With recurring devastating floods and droughts almost every year, Pakistan has made it to the list of countries that have been most affected by the extreme weather events between 1995 and 2015, according to a report published on Thursday.
The Global Climate Risk Index, released by the Bonn-based advocacy group Germanwatch, ranks Pakistan eighth, two spots higher than last year’s 10th spot, on the list of countries most affected by the extreme weather in the last 20 years (1995 to 2014).
During these years, on an average, around 487 people were killed annually in weather-related incidents.
Meanwhile, Pakistan features even higher on the Climate Risk Index for 2014. It ranks fifth on the list of nations most affected by the direct consequences of extreme weather events in 2014.
After low rainfalls in March 2014, which threatened food security of poor households in the country, heavy monsoon rains and floods in September caused 367 deaths, affected more than 2.5 million people and over 1 million acres of cropland.
The 2014 floods largely affected community infrastructure in Punjab and Azad Jammu and Kashmir, where more than 5,000 community development schemes were damaged, costing over Rs15 billion to the national exchequer.
Every year, countries such as Pakistan and India are threatened by extreme weather events and remain in the bottom ten of the index, the report adds.
Meanwhile, Honduras, Myanmar and Haiti top a new list of nations hardest hit by two decades of storms, floods, landslides and droughts that killed more than half a million people.
Scientists point to the mounting threat from storms, floods, droughts and rising seas if mankind cannot brake emissions from heat-trapping greenhouse gases, especially from fossil fuels.
The report is a red-flag to negotiators from 195 countries trying to broker a global climate-saving pact in Paris.
Honduras, Myanmar and Haiti were the most afflicted by such disasters between 1995 and 2014, said the latest edition of the annual index.
Next were the Philippines, Nicaragua, Bangladesh, Vietnam, Pakistan, Thailand and Guatemala.

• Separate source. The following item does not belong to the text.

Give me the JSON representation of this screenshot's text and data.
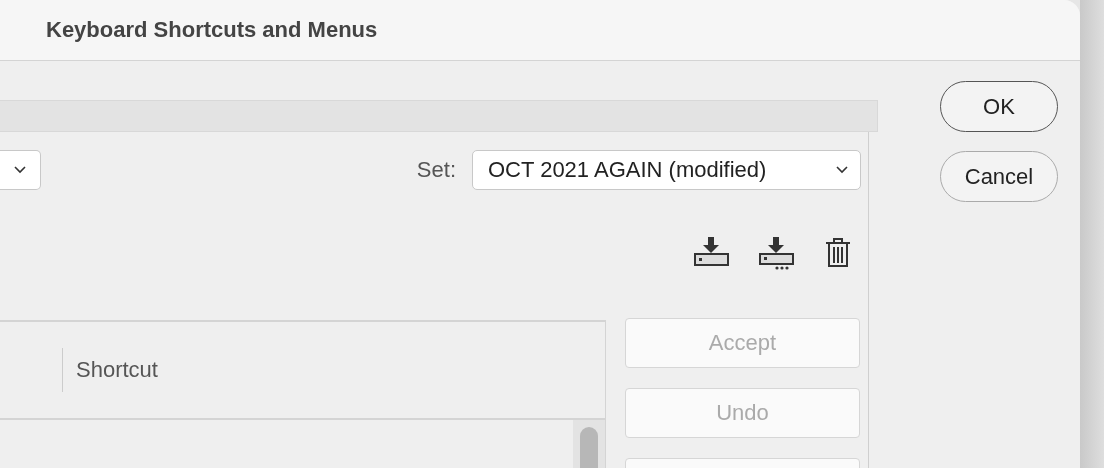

Altogether, more than 525,000 people died as a direct result of about 15,000 extreme weather events, the report said.
Losses amounted to more than $2.97 trillion (2.8 trillion euros), it said.
The analysis only looked at the direct results of extreme weather, it stressed, whereas the indirect consequences of extreme weather such as drought and famine resulting from heatwaves can be much more deadly.
It shows only one piece of the puzzle and is not a comprehensive index of vulnerability to climate change, researchers stressed.
For example, the study does not take into account sea-level rise, glacier melting or more acidic and warmer seas.
A growing body of research connects global warming and extreme weather, Germanwatch said.
“The Climate Risk Index thus indicates a level of exposure and vulnerability to extreme events that countries should understand as a warning to be prepared for more frequent and/or more severe events in the future,” the report said.
Germanwatch urged negotiators at the November 30-December 11 UN climate conference in Le Bourget on the northern outskirts of Paris to reach a universal deal to avert a climate catastrophe.
“Paris needs to deliver a far-reaching and durable climate regime that safeguards affected populations,” it warned.
Looking at 2014 alone, the Germanwatch study showed Serbia, Afghanistan and Bosnia suffered most from extreme weather events.
They were followed by the Philippines, Pakistan, Bulgaria, Nepal, Burundi, Bolivia and India.
Most of the countries who made it in the top 10 for extreme weather in 2014 had suffered “exceptional catastrophes,” Germanwatch said.
But “over the last few years another category of countries has been gaining relevance: Countries that are recurrently affected by catastrophes such as the Philippines and Pakistan,” it said.
Tolls from disasters are also affected by development strategies, such as population growth in vulnerable areas and protection against extreme events, experts also caution.